Fermentation for Oligonucleotides
Oligonucleotides are short strands of genetic sequences, the building blocks of nucleic acids-such as those in DNA and RNA. Oligonucleotides extracted from microorganisms are used as antiviral agents, immunostimulators, and flavour enhancers. In recent years, considerable advances have been made in the development of oligonucleotide drugs. Unlike most biological drugs that target proteins, oligonucleotides target errors in the genetic code and are used to treat rare diseases that have been previously untreatable. With the development of recombinant and bioengineering technology, efficient, large-scale, and cost-effective fermentation production of oligonucleotides has become possible.
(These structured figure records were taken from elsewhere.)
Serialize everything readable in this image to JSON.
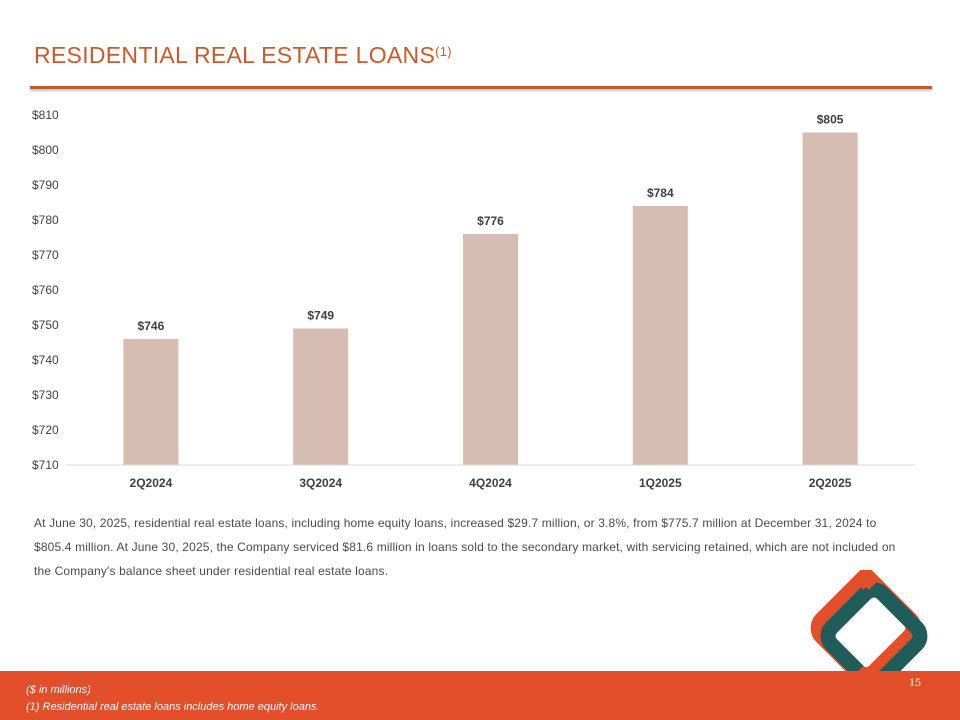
{
  "slide": {
    "title": "RESIDENTIAL REAL ESTATE LOANS",
    "title_superscript": "(1)",
    "body": "At June 30, 2025, residential real estate loans, including home equity loans, increased $29.7 million, or 3.8%, from $775.7 million at December 31, 2024 to $805.4 million. At June 30, 2025, the Company serviced $81.6 million in loans sold to the secondary market, with servicing retained, which are not included on the Company's balance sheet under residential real estate loans.",
    "footnote_units": "($ in millions)",
    "footnote_1": "(1) Residential real estate loans includes home equity loans.",
    "page_number": "15",
    "logo_icon": "diamond-logo-icon"
  },
  "colors": {
    "title": "#c85a2c",
    "rule": "#c8552c",
    "bar": "#d7bcb2",
    "footer": "#e34f2a",
    "logo_orange": "#e34f2a",
    "logo_teal": "#1f5c5a"
  },
  "chart_data": {
    "type": "bar",
    "categories": [
      "2Q2024",
      "3Q2024",
      "4Q2024",
      "1Q2025",
      "2Q2025"
    ],
    "values": [
      746,
      749,
      776,
      784,
      805
    ],
    "data_labels": [
      "$746",
      "$749",
      "$776",
      "$784",
      "$805"
    ],
    "y_ticks": [
      710,
      720,
      730,
      740,
      750,
      760,
      770,
      780,
      790,
      800,
      810
    ],
    "y_tick_labels": [
      "$710",
      "$720",
      "$730",
      "$740",
      "$750",
      "$760",
      "$770",
      "$780",
      "$790",
      "$800",
      "$810"
    ],
    "ylim": [
      710,
      810
    ],
    "title": "",
    "xlabel": "",
    "ylabel": "",
    "grid": false,
    "legend": "none"
  }
}
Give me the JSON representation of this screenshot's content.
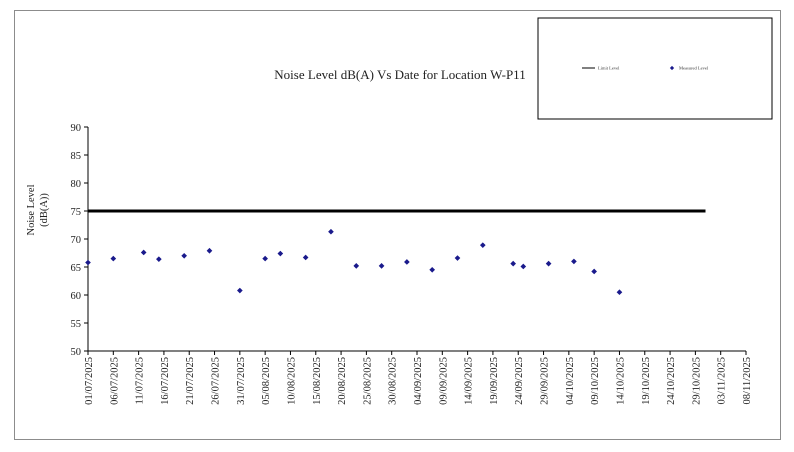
{
  "chart_data": {
    "type": "scatter",
    "title": "Noise Level dB(A) Vs Date for Location W-P11",
    "ylabel_line1": "Noise Level",
    "ylabel_line2": "(dB(A))",
    "xlabel": "",
    "ylim": [
      50,
      90
    ],
    "yticks": [
      50,
      55,
      60,
      65,
      70,
      75,
      80,
      85,
      90
    ],
    "xlim": [
      "01/07/2025",
      "08/11/2025"
    ],
    "xtick_labels": [
      "01/07/2025",
      "06/07/2025",
      "11/07/2025",
      "16/07/2025",
      "21/07/2025",
      "26/07/2025",
      "31/07/2025",
      "05/08/2025",
      "10/08/2025",
      "15/08/2025",
      "20/08/2025",
      "25/08/2025",
      "30/08/2025",
      "04/09/2025",
      "09/09/2025",
      "14/09/2025",
      "19/09/2025",
      "24/09/2025",
      "29/09/2025",
      "04/10/2025",
      "09/10/2025",
      "14/10/2025",
      "19/10/2025",
      "24/10/2025",
      "29/10/2025",
      "03/11/2025",
      "08/11/2025"
    ],
    "grid": false,
    "legend_position": "top-right",
    "series": [
      {
        "name": "Limit Level",
        "kind": "line",
        "color": "#000000",
        "points": [
          [
            "01/07/2025",
            75
          ],
          [
            "31/10/2025",
            75
          ]
        ]
      },
      {
        "name": "Measured Level",
        "kind": "scatter",
        "color": "#1a1a8c",
        "points": [
          [
            "01/07/2025",
            65.8
          ],
          [
            "06/07/2025",
            66.5
          ],
          [
            "12/07/2025",
            67.6
          ],
          [
            "15/07/2025",
            66.4
          ],
          [
            "20/07/2025",
            67.0
          ],
          [
            "25/07/2025",
            67.9
          ],
          [
            "31/07/2025",
            60.8
          ],
          [
            "05/08/2025",
            66.5
          ],
          [
            "08/08/2025",
            67.4
          ],
          [
            "13/08/2025",
            66.7
          ],
          [
            "18/08/2025",
            71.3
          ],
          [
            "23/08/2025",
            65.2
          ],
          [
            "28/08/2025",
            65.2
          ],
          [
            "02/09/2025",
            65.9
          ],
          [
            "07/09/2025",
            64.5
          ],
          [
            "12/09/2025",
            66.6
          ],
          [
            "17/09/2025",
            68.9
          ],
          [
            "23/09/2025",
            65.6
          ],
          [
            "25/09/2025",
            65.1
          ],
          [
            "30/09/2025",
            65.6
          ],
          [
            "05/10/2025",
            66.0
          ],
          [
            "09/10/2025",
            64.2
          ],
          [
            "14/10/2025",
            60.5
          ]
        ]
      }
    ]
  },
  "legend": {
    "items": [
      "Limit Level",
      "Measured Level"
    ]
  }
}
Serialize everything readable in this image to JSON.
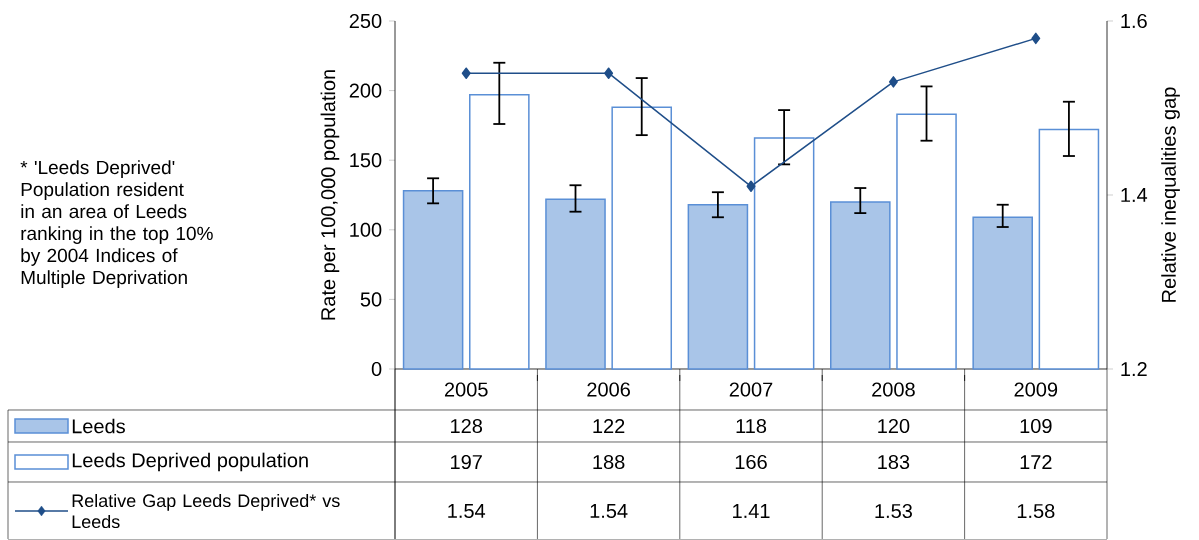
{
  "chart_data": {
    "type": "bar",
    "categories": [
      "2005",
      "2006",
      "2007",
      "2008",
      "2009"
    ],
    "series": [
      {
        "name": "Leeds",
        "color": "#a9c5e8",
        "values": [
          128,
          122,
          118,
          120,
          109
        ],
        "errors": [
          [
            119,
            137
          ],
          [
            113,
            132
          ],
          [
            109,
            127
          ],
          [
            112,
            130
          ],
          [
            102,
            118
          ]
        ]
      },
      {
        "name": "Leeds Deprived population",
        "type": "bar",
        "color": "#ffffff",
        "values": [
          197,
          188,
          166,
          183,
          172
        ],
        "errors": [
          [
            176,
            220
          ],
          [
            168,
            209
          ],
          [
            147,
            186
          ],
          [
            164,
            203
          ],
          [
            153,
            192
          ]
        ]
      },
      {
        "name": "Relative Gap Leeds Deprived* vs Leeds",
        "type": "line",
        "axis": "y2",
        "color": "#1f4e89",
        "values": [
          1.54,
          1.54,
          1.41,
          1.53,
          1.58
        ]
      }
    ],
    "ylabel": "Rate per 100,000 population",
    "y2label": "Relative inequalities gap",
    "ylim": [
      0,
      250
    ],
    "yticks": [
      0,
      50,
      100,
      150,
      200,
      250
    ],
    "y2lim": [
      1.2,
      1.6
    ],
    "y2ticks": [
      1.2,
      1.4,
      1.6
    ],
    "marker": "diamond",
    "legend": "bottom",
    "data_labels": true,
    "annotations": [
      "* 'Leeds Deprived' Population resident in an area of Leeds ranking in the top 10% by 2004 Indices of Multiple Deprivation"
    ]
  }
}
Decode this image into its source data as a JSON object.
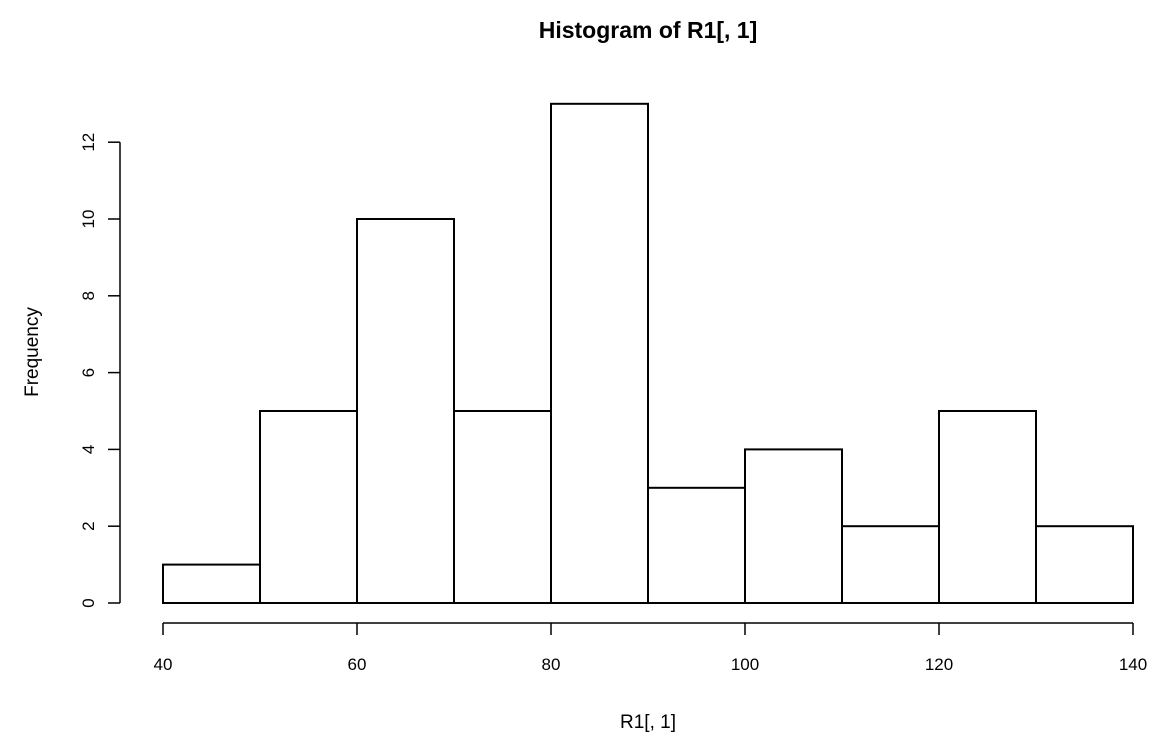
{
  "chart_data": {
    "type": "bar",
    "title": "Histogram of R1[, 1]",
    "xlabel": "R1[, 1]",
    "ylabel": "Frequency",
    "bins": [
      {
        "start": 40,
        "end": 50,
        "count": 1
      },
      {
        "start": 50,
        "end": 60,
        "count": 5
      },
      {
        "start": 60,
        "end": 70,
        "count": 10
      },
      {
        "start": 70,
        "end": 80,
        "count": 5
      },
      {
        "start": 80,
        "end": 90,
        "count": 13
      },
      {
        "start": 90,
        "end": 100,
        "count": 3
      },
      {
        "start": 100,
        "end": 110,
        "count": 4
      },
      {
        "start": 110,
        "end": 120,
        "count": 2
      },
      {
        "start": 120,
        "end": 130,
        "count": 5
      },
      {
        "start": 130,
        "end": 140,
        "count": 2
      }
    ],
    "xlim": [
      40,
      140
    ],
    "ylim": [
      0,
      13
    ],
    "x_ticks": [
      "40",
      "60",
      "80",
      "100",
      "120",
      "140"
    ],
    "y_ticks": [
      "0",
      "2",
      "4",
      "6",
      "8",
      "10",
      "12"
    ],
    "bar_fill": "#ffffff",
    "bar_stroke": "#000000",
    "grid": false,
    "legend": "none"
  }
}
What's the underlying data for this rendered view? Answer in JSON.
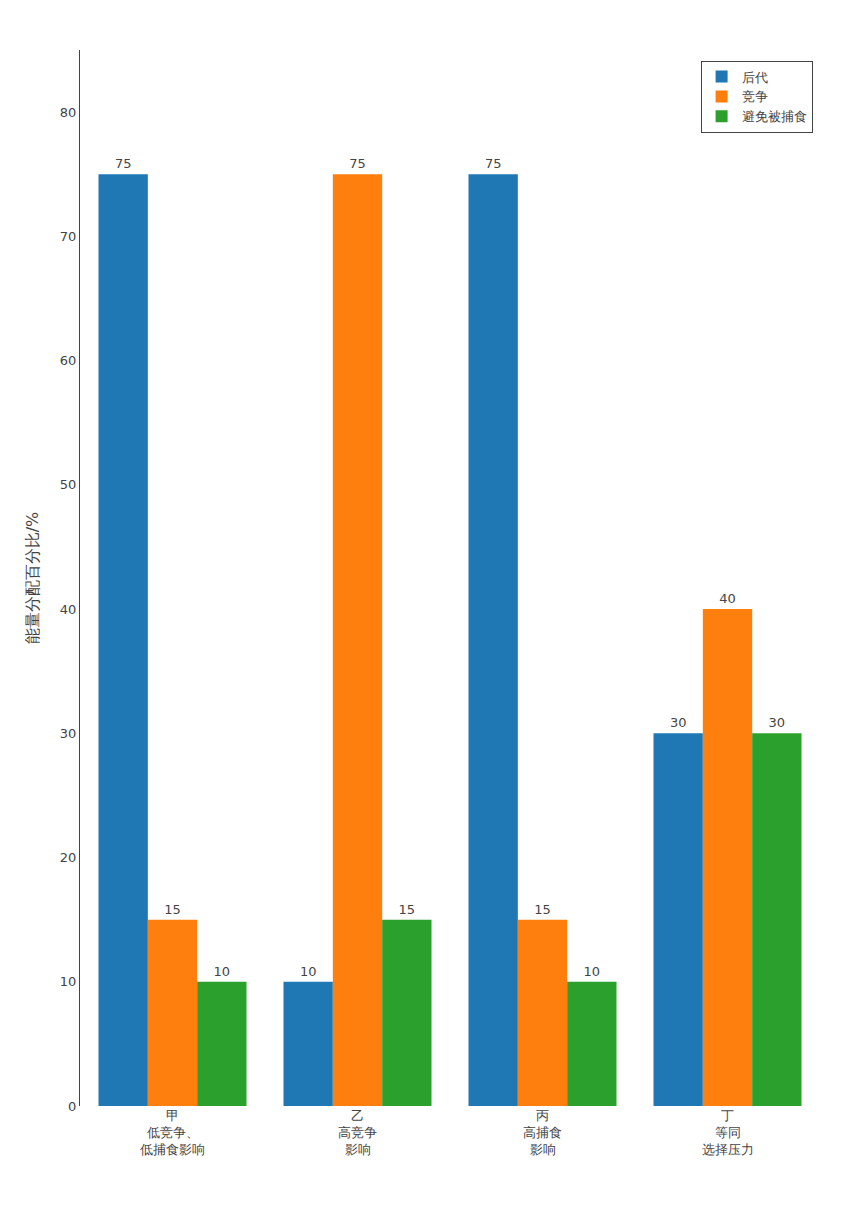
{
  "chart_data": {
    "type": "bar",
    "categories": [
      "甲\n低竞争、\n低捕食影响",
      "乙\n高竞争\n影响",
      "丙\n高捕食\n影响",
      "丁\n等同\n选择压力"
    ],
    "series": [
      {
        "name": "后代",
        "values": [
          75,
          10,
          75,
          30
        ]
      },
      {
        "name": "竞争",
        "values": [
          15,
          75,
          15,
          40
        ]
      },
      {
        "name": "避免被捕食",
        "values": [
          10,
          15,
          10,
          30
        ]
      }
    ],
    "y_label": "能量分配百分比/%",
    "ylim": [
      0,
      85
    ],
    "yticks": [
      0,
      10,
      20,
      30,
      40,
      50,
      60,
      70,
      80
    ],
    "data_labels": true,
    "legend": "upper right",
    "grid": false
  }
}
Fermentation for Recombinant Proteins
Recombinant protein is a protein encoded by recombinant DNA. Modification of the gene by recombinant DNA technology can lead to expression of a mutant protein. Recombinant proteins are formed by transfecting foreign genes into a host cell, and Escherichia coli is one of the organisms of choice for the production of recombinant proteins. Recombinant proteins are commonly used to produce pharmaceutical products, protein-based polymers for drug delivery, antibodies and enzymes for disease treatment, protein scaffolds for tissue engineering, and many other uses.
Fermentation for Organic Acids
Organic acids can be commercially produced through fermentation strategies based on biological pathways, which have a variety of uses in the pharmaceutical, food, cosmetic and textile industries. Organic acids produced by fermentation can also be used to make bioplastics. Microbial fermentation for the production of organic acids is highly productive, environmentally friendly and allows the use of economical substrates. Methods such as microbial metabolic engineering and recombinant DNA techniques have enabled the development of strains with high productivity of organic acids.